- Theatrical release poster
- Directed by: Paul Guilfoyle
- Written by: Russ Bender Hank McCune
- Produced by: Andy C. Burger Charles Maxwell Hank McCune
- Starring: Angela Lansbury Keith Andes Douglass Dumbrille Claudia Barrett Jane Darwell
- Cinematography: Ted Allan
- Edited by: Frank Sullivan
- Music by: Les Baxter
- Production company: Hank McCune Productions
- Distributed by: Filmakers Releasing Organization Monarch Film Corporation (UK)
- Release date: March 18, 1955;
- Running time: 76 minutes
- Country: United States
- Language: English

= A Life at Stake =

1955 film

A Life at Stake is a 1955 American film noir directed by Paul Guilfoyle and starring Angela Lansbury, Keith Andes and Claudia Barrett. It was an independent production, made and distributed outside the Hollywood studio system.

== Plot ==
Los Angeles architect and builder Edward Shaw, facing hard times, is approached by Doris Hillman with a business proposal to buy land together. Doris will build and sell houses on the property, leveraging her experience as a former real-estate broker. Her husband Gus, a wealthy businessman, will contribute $500,000 toward the venture.

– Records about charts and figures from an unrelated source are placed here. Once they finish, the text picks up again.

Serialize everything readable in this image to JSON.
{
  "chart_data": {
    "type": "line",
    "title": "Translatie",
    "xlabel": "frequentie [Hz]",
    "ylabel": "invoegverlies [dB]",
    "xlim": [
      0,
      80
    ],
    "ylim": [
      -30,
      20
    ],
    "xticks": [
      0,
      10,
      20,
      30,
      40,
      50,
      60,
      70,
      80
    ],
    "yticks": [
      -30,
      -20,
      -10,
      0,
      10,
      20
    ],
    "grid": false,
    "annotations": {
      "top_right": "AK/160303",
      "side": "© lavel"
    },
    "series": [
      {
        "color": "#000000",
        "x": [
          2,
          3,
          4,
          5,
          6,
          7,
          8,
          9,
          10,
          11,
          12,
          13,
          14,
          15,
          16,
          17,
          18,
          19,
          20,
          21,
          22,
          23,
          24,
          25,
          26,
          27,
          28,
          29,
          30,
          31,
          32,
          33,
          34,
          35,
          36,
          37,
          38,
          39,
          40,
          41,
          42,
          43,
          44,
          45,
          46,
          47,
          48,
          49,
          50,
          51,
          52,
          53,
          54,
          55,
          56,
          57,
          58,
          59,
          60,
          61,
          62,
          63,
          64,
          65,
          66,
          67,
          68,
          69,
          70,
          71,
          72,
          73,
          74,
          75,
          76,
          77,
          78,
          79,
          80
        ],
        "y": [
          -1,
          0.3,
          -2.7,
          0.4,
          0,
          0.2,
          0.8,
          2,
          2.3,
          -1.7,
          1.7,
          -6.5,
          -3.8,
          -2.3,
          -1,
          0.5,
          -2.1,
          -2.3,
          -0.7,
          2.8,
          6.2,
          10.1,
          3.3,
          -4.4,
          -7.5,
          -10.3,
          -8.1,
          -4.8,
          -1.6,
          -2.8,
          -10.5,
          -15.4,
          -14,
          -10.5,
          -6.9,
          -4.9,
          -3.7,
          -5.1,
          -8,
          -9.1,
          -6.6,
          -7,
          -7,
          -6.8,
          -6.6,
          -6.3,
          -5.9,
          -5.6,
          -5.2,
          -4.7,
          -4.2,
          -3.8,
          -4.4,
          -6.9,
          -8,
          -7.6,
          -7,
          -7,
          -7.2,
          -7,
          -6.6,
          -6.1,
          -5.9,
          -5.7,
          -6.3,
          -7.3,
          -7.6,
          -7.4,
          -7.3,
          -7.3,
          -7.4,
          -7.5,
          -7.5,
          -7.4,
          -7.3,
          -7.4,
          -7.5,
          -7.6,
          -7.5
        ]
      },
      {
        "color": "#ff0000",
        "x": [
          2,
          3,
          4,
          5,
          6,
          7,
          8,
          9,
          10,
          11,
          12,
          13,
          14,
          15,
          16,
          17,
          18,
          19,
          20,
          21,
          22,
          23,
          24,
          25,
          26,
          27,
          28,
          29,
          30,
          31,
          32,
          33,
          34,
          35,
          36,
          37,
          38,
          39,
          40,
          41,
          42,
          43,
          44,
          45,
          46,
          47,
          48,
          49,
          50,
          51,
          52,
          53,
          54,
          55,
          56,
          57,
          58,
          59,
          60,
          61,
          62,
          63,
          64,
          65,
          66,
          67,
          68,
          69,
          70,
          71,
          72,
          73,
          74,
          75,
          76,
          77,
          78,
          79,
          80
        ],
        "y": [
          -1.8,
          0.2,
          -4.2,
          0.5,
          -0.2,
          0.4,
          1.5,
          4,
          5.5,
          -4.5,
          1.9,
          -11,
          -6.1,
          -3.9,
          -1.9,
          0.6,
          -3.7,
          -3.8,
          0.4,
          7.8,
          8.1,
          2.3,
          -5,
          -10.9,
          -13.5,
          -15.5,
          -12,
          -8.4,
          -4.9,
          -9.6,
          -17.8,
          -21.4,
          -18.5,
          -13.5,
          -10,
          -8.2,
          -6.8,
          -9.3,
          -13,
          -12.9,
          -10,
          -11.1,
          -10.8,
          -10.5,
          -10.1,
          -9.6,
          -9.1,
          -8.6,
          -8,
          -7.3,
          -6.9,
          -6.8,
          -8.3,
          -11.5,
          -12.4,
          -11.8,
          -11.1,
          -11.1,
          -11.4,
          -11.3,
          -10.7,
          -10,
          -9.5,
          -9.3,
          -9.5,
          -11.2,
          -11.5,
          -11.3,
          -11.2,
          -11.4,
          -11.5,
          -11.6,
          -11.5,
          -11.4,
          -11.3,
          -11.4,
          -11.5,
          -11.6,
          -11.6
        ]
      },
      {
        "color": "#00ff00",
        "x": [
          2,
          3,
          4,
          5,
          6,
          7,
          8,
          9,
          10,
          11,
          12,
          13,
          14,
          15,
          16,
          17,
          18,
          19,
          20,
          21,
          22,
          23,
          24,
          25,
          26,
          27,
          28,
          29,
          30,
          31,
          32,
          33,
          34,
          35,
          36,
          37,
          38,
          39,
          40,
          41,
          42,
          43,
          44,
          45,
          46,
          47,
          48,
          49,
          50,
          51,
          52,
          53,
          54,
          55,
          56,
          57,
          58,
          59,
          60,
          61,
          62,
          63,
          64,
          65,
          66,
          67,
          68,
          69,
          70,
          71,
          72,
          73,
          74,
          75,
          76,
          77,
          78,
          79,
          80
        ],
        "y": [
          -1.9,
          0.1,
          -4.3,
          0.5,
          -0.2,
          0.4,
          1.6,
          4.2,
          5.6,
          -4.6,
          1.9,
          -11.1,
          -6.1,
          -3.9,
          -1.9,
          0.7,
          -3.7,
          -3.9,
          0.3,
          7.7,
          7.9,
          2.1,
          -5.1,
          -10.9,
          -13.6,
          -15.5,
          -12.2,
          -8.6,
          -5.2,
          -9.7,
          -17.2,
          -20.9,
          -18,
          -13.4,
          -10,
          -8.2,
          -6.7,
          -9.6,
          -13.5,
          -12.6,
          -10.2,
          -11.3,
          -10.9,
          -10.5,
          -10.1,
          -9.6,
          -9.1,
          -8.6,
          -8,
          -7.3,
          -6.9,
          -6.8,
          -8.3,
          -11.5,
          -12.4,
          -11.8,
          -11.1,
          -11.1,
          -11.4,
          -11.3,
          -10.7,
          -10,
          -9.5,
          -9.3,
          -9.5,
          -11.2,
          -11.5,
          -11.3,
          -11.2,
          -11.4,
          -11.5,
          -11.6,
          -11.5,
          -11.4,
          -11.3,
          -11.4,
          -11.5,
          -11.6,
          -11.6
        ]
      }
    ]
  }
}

Doris quickly seems interested in more than a purely professional relationship. Shaw starts an affair with her and accepts the business offer. However, an accidental discovery leaves him convinced that the Hillmans' interest lies less in the long-term profits of the venture than in the $175,000 key-man insurance policy covering Shaw's life that he purchased as a precondition for the deal. He fears that an attempt on his life is imminent.

Doris' younger sister Madge also develops a romantic interest in Shaw. Without knowing what Doris has planned, Madge reveals to Shaw that her sister was married previously to a man who died in Wyoming when his car crashed over a bridge. In similar fashion, Shaw is drugged by Gus and nearly falls from a cliff in his car.

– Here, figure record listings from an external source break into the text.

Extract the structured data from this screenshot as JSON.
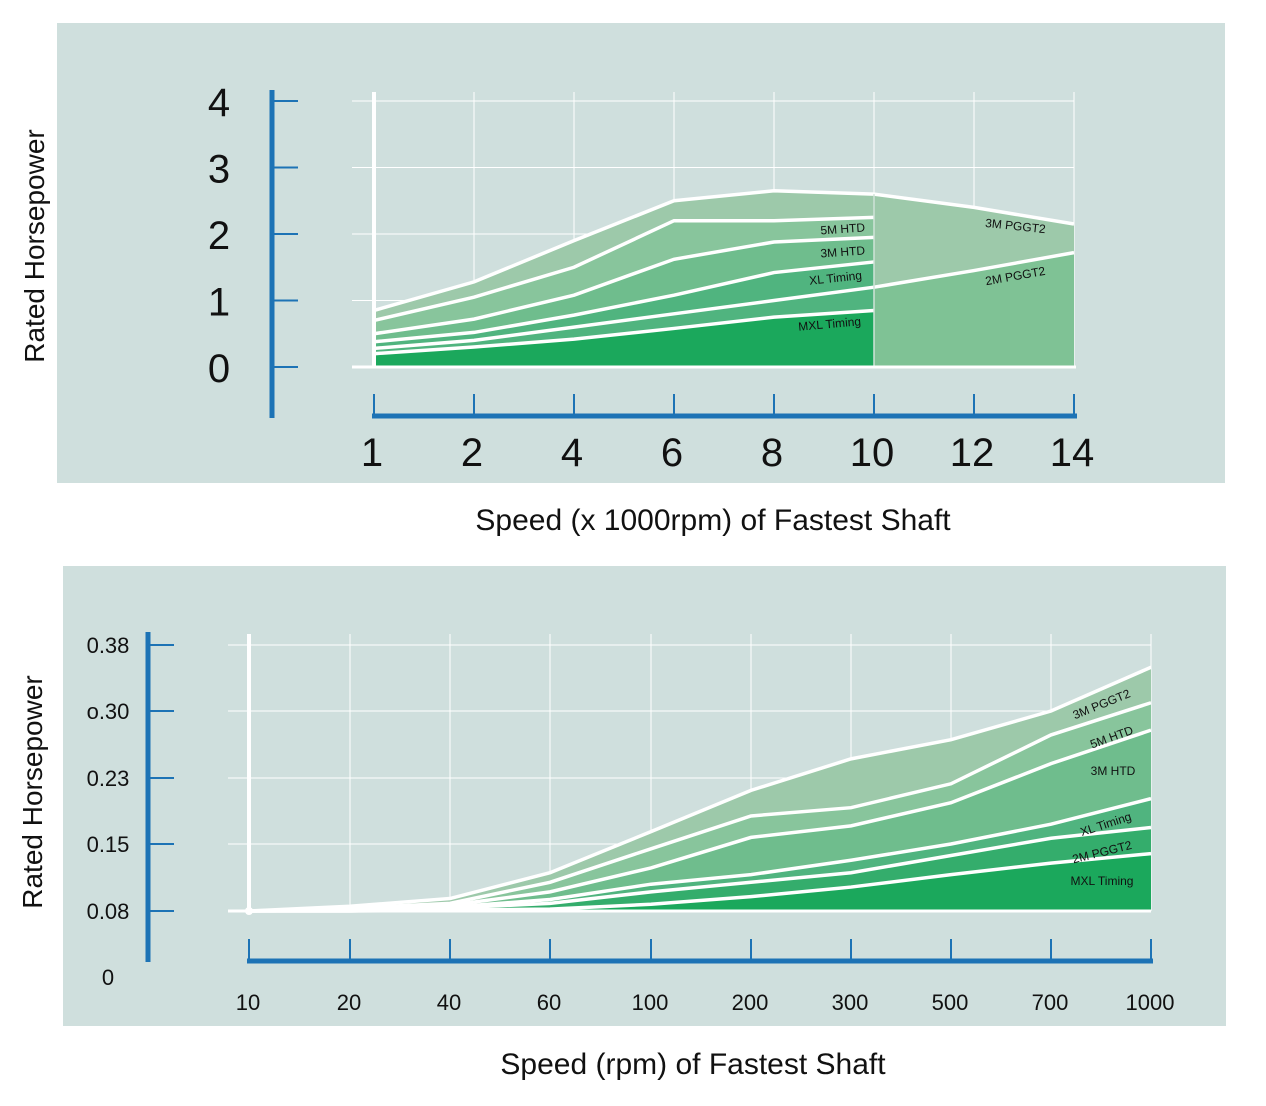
{
  "chart_data": [
    {
      "type": "area",
      "ylabel": "Rated Horsepower",
      "xlabel": "Speed (x 1000rpm) of Fastest Shaft",
      "y_ticks": [
        "0",
        "1",
        "2",
        "3",
        "4"
      ],
      "ylim": [
        0,
        4
      ],
      "categories": [
        "1",
        "2",
        "4",
        "6",
        "8",
        "10",
        "12",
        "14"
      ],
      "grid": true,
      "series": [
        {
          "name": "3M PGGT2",
          "color": "#9dc9aa",
          "values": [
            0.85,
            1.28,
            1.9,
            2.5,
            2.65,
            2.6,
            2.4,
            2.15
          ]
        },
        {
          "name": "5M HTD",
          "color": "#88c59c",
          "values": [
            0.7,
            1.05,
            1.5,
            2.2,
            2.2,
            2.25,
            null,
            null
          ]
        },
        {
          "name": "3M HTD",
          "color": "#6fbd8d",
          "values": [
            0.5,
            0.72,
            1.08,
            1.62,
            1.88,
            1.95,
            null,
            null
          ]
        },
        {
          "name": "2M PGGT2",
          "color": "#7fc295",
          "values": [
            null,
            null,
            null,
            null,
            null,
            1.2,
            1.45,
            1.72
          ]
        },
        {
          "name": "XL Timing",
          "color": "#50b47f",
          "values": [
            0.38,
            0.52,
            0.78,
            1.08,
            1.42,
            1.58,
            null,
            null
          ]
        },
        {
          "name": "MXL Timing",
          "color": "#1ba85c",
          "values": [
            0.2,
            0.3,
            0.42,
            0.58,
            0.75,
            0.85,
            null,
            null
          ]
        }
      ],
      "extra_line": {
        "values": [
          0.28,
          0.4,
          0.6,
          0.8,
          1.0,
          1.2
        ]
      }
    },
    {
      "type": "area",
      "ylabel": "Rated Horsepower",
      "xlabel": "Speed (rpm) of Fastest Shaft",
      "y_ticks": [
        "0",
        "0.08",
        "0.15",
        "0.23",
        "o.30",
        "0.38"
      ],
      "y_tick_values": [
        0,
        0.08,
        0.15,
        0.23,
        0.3,
        0.38
      ],
      "categories": [
        "10",
        "20",
        "40",
        "60",
        "100",
        "200",
        "300",
        "500",
        "700",
        "1000"
      ],
      "grid": true,
      "series": [
        {
          "name": "3M PGGT2",
          "color": "#9dc9aa",
          "values": [
            0.08,
            0.085,
            0.093,
            0.12,
            0.165,
            0.215,
            0.25,
            0.27,
            0.3,
            0.353
          ]
        },
        {
          "name": "5M HTD",
          "color": "#88c59c",
          "values": [
            0.08,
            0.083,
            0.088,
            0.11,
            0.145,
            0.184,
            0.194,
            0.223,
            0.275,
            0.31
          ]
        },
        {
          "name": "3M HTD",
          "color": "#6fbd8d",
          "values": [
            0.08,
            0.082,
            0.086,
            0.1,
            0.125,
            0.158,
            0.172,
            0.2,
            0.245,
            0.28
          ]
        },
        {
          "name": "XL Timing",
          "color": "#50b47f",
          "values": [
            0.08,
            0.081,
            0.084,
            0.092,
            0.108,
            0.118,
            0.133,
            0.15,
            0.174,
            0.205
          ]
        },
        {
          "name": "2M PGGT2",
          "color": "#34ad6c",
          "values": [
            0.08,
            0.08,
            0.083,
            0.088,
            0.1,
            0.11,
            0.12,
            0.138,
            0.157,
            0.17
          ]
        },
        {
          "name": "MXL Timing",
          "color": "#1ba85c",
          "values": [
            0.08,
            0.08,
            0.081,
            0.082,
            0.087,
            0.095,
            0.105,
            0.118,
            0.13,
            0.14
          ]
        }
      ]
    }
  ]
}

The police are skeptical about Shaw's story and the insurance company refuses to cancel the policy, as Gus has portrayed Shaw as a man who is trying to steal his wife. Madge teams with Shaw to foil her sister's scheme, but Doris lures him to her mountain cabin and shoots him. Wounded, Shaw sees the Hillmans struggle and then fall to their deaths through a clifftop doorway, just minutes before Madge and the cops arrive.

== Cast ==
- Angela Lansbury as Doris Hillman
- Keith Andes as Edward Shaw
- Douglass Dumbrille as Gus Hillman
- Claudia Barrett as Madge Neilan
- Jane Darwell as Landlady
- Gavin Gordon as Sam Pearson
- Charles Maxwell as Lt. Hoff
- William Henry as Myles Norman
- Kathleen Mulqueen as Mary
- Dan Sturkie as Officer Biff
- Jeane Wood as Mabel, the maid
- Robert Haver as Mechanic

== Soundtrack ==
- "Summer Interlude" by Hank McCune and Les Baxter

== Reception ==
In a contemporary review, the Los Angeles Times critic wrote: "Something of a study in fear is 'A Life at Stake' ... If the film had made a little more of this slant, even though it's not new, and a little less of the frayed old bad-girl-truly-in-love angle, it would have been a better picture. Also in trying to bring some mystery into the yarn, the makers at moments outfoxed themselves, leaving some fuzzy edges."